Budget général de l’Union européenne pour l’exercice 2025 - toutes sections (débat)
Monsieur le Président, Mesdames et Messieurs, les travailleurs européens ne sont plus payés sur leurs factures. Mais ici, les salaires sont simplement payés jusqu'à quatorze mille euros. La présidente et sa Commission européenne reçoivent même des salaires compris entre vingt et trente mille euros par mois. Si le billet de supermarché explose et que les prix de l'énergie ou du carburant montent en flèche, c'est un cauchemar pour les gens ordinaires. Ici, d'autre part, on sent peu ou rien de cela et donc rien n'est fait à ce sujet. Pire encore, la tour de la Commission de l'ivoire nous dit aujourd'hui que nous devons tous nous mettre un peu à la ceinture. Qu'il n'y ait plus d'argent pour les retraites, les écoles, l'éducation, les hôpitaux ou toute autre politique sociale. C'est pourquoi notre proposition annuelle du PVDA est et reste aussi claire qu'elle l'est. Faites quelque chose à propos de ces privilèges et abaissez ces salaires vertigineux. De cette façon, au moins on a une idée de l'impact des décisions qui sont prises ici. Nous avons besoin de nouvelles normes et valeurs pour nos dirigeants politiques en Europe. Nous sommes tous ici pour servir le peuple, pas nous-mêmes.

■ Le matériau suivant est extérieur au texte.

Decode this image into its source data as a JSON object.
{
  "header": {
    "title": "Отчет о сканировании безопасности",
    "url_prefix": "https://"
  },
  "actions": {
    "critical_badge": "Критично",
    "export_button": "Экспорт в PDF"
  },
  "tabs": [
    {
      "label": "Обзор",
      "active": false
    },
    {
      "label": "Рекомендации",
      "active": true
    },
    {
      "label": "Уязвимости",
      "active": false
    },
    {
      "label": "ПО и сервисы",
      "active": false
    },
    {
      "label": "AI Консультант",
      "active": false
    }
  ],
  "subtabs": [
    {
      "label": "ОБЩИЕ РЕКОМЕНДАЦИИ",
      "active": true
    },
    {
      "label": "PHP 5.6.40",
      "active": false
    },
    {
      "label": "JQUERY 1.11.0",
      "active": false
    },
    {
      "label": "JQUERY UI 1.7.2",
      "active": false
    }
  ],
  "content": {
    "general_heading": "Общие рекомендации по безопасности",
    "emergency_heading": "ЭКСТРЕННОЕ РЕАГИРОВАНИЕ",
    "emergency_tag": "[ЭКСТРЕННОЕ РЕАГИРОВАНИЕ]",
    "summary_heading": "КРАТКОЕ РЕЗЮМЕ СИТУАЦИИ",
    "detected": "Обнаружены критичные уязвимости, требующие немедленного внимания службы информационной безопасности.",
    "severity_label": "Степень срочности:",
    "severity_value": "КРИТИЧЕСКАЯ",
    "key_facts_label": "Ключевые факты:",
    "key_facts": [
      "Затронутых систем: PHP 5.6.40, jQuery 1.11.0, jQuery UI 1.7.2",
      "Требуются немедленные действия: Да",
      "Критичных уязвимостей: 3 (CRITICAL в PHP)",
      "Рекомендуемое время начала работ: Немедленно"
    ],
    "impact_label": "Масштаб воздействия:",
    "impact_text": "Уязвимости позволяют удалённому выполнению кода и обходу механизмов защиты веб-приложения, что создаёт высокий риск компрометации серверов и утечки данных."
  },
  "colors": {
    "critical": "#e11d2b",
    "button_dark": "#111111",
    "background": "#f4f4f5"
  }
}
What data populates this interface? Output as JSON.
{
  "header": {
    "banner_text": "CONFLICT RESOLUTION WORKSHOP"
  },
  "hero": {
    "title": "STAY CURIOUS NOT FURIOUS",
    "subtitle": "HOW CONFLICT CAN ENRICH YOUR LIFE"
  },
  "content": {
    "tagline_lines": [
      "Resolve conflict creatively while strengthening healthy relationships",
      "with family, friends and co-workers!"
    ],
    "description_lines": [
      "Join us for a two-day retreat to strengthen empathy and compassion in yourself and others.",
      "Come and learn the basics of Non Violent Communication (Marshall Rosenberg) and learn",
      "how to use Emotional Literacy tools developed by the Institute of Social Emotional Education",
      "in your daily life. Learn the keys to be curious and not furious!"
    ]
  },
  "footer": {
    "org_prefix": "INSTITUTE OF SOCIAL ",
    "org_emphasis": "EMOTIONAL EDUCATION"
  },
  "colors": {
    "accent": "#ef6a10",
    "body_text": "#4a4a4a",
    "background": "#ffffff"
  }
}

La crise de l'industrie automobile de l'Union, les fermetures potentielles d'usines et la nécessité de renforcer la compétitivité et de maintenir les emplois en Europe (débat)
Monsieur le Président, Mesdames et Messieurs, Audi Forest à Bruxelles a reçu un soutien public considérable pour construire des voitures électriques, mais a choisi de l'utiliser pour construire un modèle de luxe coûteux qui est inaccessible aux consommateurs ordinaires. En conséquence, les chiffres de vente sont décevants. Audi envisage maintenant de fermer l'usine, mettant en péril des milliers d'emplois. Par-dessus tout, nous condamnons la politique d'Audi. Audi refuse non seulement de consulter les syndicats, mais aussi les gouvernements. C'est inacceptable pour nous. Comment une entreprise qui a reçu autant de la communauté peut-elle fermer aujourd'hui et refuser d'engager le dialogue avec cette même communauté? Ce problème dépasse Bruxelles et la Belgique. Partout en Europe, les usines automobiles sont sous pression. Audi Forest pourrait être le premier domino à tomber. C'est pourquoi la Commission européenne doit agir maintenant. Le besoin d'un plan est grand et ce plan est là. Notre plan contient des mesures concrètes telles qu'un moratoire européen sur la fermeture de ces entreprises. Nous allons avoir besoin de ce genre d'entreprises pour être en mesure de réaliser la transition nécessaire demain. Une obligation légale est nécessaire pour les constructeurs automobiles de maintenir les emplois existants dans le secteur et, en particulier, l’obligation pour les constructeurs européens de produire des voitures électriques abordables. Nous proposons ce plan parce qu'il serait dommage qu'aujourd'hui la classe ouvrière doive payer à nouveau pour l'échec de la soi-disant économie de marché libre. La situation appelle donc une action immédiate et nous avons un plan. Où est votre plan, Mme von der Leyen?